Parado en la puerta del hotel miré enfrente. Una casa de muebles viejos, de compraventa, liquidaba cosas. Crucé con cuidado, ser atropellado en Praga, sin idioma ni dinero local no es un buen plan, las contingencias son de dos tipos en los viajes: sorpresa que vale la pena y maldiciones que suceden… por desgracia. Nadie debería atropellarme, de modo que crucé despacio. Había una caja con varias ollas, un tostador eléctrico, un viejo y querido calefón, y dos sartenes por el equivalente de 100 euros.
Eso era en la puerta. Había un sofá con un cartel: 100 euros. Esa parecía la media de las ventas. En la vidriera, un cesto alto contenía bastones y paraguas. Decía 45 euros. Las casas de "compraventa", o la liquidación de un negocio entero (para el caso da lo mismo), se definen por oferta y demanda. Uno de los bastones era precioso, esa forma de cisne en el mango de madera barnizada, parecía de "Taco de Ébano" del verdadero escritor rosarino con la entraña de los cafés: Jorge Riestra.
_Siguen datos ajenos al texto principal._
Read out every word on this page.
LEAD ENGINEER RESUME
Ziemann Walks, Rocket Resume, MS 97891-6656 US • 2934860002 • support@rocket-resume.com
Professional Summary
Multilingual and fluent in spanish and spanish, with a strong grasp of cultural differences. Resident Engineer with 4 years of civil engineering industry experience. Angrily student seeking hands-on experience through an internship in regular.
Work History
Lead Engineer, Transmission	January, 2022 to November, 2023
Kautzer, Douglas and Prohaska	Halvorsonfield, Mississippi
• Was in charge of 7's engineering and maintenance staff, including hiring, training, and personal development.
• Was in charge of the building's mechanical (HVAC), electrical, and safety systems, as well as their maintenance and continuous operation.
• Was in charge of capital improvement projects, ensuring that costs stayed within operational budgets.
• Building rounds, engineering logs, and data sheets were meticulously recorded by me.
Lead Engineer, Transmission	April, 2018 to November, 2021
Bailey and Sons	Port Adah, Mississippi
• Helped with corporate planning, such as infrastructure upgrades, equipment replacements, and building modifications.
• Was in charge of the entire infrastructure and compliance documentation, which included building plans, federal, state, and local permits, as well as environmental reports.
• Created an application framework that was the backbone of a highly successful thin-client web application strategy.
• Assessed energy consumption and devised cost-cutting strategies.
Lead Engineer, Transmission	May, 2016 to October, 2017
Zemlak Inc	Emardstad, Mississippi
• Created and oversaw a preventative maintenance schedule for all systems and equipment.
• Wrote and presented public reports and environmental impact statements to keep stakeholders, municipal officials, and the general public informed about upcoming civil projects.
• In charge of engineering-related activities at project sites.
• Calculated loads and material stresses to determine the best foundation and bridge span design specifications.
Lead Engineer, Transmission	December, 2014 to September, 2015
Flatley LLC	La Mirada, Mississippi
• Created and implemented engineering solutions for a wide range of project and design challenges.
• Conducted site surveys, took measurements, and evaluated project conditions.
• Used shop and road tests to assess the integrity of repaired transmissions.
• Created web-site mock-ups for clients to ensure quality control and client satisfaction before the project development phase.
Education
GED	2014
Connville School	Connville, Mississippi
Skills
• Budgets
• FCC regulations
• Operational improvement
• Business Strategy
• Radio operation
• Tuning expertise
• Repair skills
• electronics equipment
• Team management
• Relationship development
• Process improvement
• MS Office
Ya dentro del negocio, porque es obvio que tenía que entrar, el muchacho que no sabía inglés, algo que nos igualaba, pero yo no sabía checo, algo que nos superaba a los dos, me explicó que podía mirar. Miré aquellos bastones uno por uno. Especialmente sus tacos, para saber si pueden usarse o es necesario acomodar una nueva puntera para que sean útiles. Un vendedor joven, acaso ayudando a su familia, quién sabe si sabe de estas cosas en una compra venta. Allí se quedó parado, mirándome. Callado. No apuraba la venta.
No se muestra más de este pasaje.